II. Der Kläger trägt die Kosten des Zulassungsverfahrens.
III. Der Streitwert für das Zulassungsverfahren wird auf 5.000 Euro festgesetzt.

Gründe

I.
Der 1962 geborene Kläger steht als Oberstudienrat an einem Beruflichen Schulzentrum in Bayern im Dienst des Beklagten. Im Rahmen der Unterrichtsvorbereitung für einen Praxisversuch hob er am Montag, den 3. Juni 2019 gegen 11:30 Uhr einen Servo-Motoren-Prüfstand (ca. 20 kg) aus dem Unterrichtsschrank auf die Arbeitsfläche.
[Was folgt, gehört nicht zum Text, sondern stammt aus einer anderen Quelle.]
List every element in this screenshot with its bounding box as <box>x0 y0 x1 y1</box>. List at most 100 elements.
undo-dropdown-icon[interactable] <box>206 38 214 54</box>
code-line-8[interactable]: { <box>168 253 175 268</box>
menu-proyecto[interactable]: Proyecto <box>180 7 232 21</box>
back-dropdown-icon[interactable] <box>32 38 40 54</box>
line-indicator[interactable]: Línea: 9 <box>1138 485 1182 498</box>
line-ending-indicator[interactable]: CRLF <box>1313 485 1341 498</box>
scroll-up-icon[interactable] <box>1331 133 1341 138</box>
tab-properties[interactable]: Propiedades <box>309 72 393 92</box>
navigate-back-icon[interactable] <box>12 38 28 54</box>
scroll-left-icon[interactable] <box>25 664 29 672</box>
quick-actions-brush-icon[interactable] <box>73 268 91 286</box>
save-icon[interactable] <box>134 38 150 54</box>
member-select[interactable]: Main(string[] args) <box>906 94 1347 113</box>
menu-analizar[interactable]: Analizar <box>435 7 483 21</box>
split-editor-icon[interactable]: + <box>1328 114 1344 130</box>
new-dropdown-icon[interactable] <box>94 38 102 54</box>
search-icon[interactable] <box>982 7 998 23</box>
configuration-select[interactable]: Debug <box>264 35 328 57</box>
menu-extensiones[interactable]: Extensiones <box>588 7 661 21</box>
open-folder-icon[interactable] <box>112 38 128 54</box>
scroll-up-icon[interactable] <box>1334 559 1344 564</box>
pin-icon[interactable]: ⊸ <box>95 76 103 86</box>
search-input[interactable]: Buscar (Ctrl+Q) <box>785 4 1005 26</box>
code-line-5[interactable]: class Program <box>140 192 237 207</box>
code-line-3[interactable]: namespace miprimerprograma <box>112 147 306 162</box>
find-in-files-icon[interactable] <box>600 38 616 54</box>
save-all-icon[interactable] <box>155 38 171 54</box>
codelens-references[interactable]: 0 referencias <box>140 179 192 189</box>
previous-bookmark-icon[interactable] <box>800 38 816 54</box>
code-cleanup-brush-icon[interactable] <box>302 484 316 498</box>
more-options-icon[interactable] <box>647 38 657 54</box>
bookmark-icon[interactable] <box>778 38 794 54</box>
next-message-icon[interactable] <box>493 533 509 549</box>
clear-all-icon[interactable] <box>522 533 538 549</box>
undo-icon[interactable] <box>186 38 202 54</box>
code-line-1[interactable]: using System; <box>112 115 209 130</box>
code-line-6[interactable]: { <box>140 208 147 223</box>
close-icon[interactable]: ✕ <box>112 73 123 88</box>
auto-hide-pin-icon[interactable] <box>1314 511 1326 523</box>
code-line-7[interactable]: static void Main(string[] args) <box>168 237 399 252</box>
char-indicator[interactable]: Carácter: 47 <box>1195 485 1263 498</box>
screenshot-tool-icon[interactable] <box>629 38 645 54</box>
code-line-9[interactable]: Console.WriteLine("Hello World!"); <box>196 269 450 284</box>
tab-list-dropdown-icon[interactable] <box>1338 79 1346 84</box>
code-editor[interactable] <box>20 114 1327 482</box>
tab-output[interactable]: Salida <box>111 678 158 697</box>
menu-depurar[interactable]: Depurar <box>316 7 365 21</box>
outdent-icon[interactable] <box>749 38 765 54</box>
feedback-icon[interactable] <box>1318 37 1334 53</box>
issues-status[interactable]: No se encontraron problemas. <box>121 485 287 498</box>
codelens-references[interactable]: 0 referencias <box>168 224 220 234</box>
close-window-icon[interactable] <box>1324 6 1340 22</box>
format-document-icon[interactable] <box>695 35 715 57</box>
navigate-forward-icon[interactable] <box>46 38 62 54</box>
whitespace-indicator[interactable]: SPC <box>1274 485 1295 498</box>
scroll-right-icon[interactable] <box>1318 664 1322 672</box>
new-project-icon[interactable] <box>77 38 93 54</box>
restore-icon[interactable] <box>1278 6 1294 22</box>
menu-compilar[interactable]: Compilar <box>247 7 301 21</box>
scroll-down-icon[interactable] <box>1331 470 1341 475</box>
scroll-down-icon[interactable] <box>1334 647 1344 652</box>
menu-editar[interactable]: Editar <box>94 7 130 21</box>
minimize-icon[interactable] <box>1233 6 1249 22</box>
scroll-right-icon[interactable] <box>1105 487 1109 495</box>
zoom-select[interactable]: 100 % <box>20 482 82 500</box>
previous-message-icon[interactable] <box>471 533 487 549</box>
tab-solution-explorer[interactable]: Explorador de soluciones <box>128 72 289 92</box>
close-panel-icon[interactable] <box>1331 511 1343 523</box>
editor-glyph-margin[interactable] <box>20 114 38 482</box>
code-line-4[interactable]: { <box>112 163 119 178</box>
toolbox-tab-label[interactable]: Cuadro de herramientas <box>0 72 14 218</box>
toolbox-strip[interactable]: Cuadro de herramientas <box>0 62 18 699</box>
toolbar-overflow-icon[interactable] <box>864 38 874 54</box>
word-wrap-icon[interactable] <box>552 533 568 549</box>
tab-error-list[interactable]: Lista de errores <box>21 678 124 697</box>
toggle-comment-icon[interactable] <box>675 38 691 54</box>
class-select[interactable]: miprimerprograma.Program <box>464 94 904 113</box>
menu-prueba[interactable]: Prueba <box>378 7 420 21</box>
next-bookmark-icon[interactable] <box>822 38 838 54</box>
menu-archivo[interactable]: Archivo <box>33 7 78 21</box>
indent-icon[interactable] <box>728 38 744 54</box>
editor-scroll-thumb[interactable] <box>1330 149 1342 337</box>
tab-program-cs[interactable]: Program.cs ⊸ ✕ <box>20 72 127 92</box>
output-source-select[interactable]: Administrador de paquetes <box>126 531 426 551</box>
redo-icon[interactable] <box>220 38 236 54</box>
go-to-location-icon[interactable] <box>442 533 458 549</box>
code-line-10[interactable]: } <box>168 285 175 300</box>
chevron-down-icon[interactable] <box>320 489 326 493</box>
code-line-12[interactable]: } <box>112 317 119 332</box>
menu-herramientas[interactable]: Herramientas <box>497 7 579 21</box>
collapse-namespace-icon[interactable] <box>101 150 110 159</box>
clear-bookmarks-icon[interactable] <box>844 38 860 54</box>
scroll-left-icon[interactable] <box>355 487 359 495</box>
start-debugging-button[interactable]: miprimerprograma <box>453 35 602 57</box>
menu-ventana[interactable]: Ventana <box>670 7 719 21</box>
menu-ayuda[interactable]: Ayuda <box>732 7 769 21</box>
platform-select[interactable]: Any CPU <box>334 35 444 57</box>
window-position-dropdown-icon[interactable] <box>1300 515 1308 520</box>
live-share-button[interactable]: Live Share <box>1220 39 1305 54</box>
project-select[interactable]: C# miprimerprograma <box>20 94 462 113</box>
Dabei verspürte er einen kurzen stichartigen Schmerz im unteren Rücken.
Mit seinem Antrag auf Zulassung der Berufung verfolgt der Kläger seine in erster Instanz erfolglose Klage auf Anerkennung des Ereignisses vom 3. Juni 2019 als Dienstunfall mit der Folge eines Bandscheibenvorfalls L5/S1, Beschwerden auf orthopädischem und neurologischem Fachgebiet und diesbezügliche Gewährung von Dienstunfallfürsorgeleistungen weiter.
Der Beklagte verteidigt das angefochtene Urteil und beantragt, den Antrag auf Zulassung der Berufung abzulehnen.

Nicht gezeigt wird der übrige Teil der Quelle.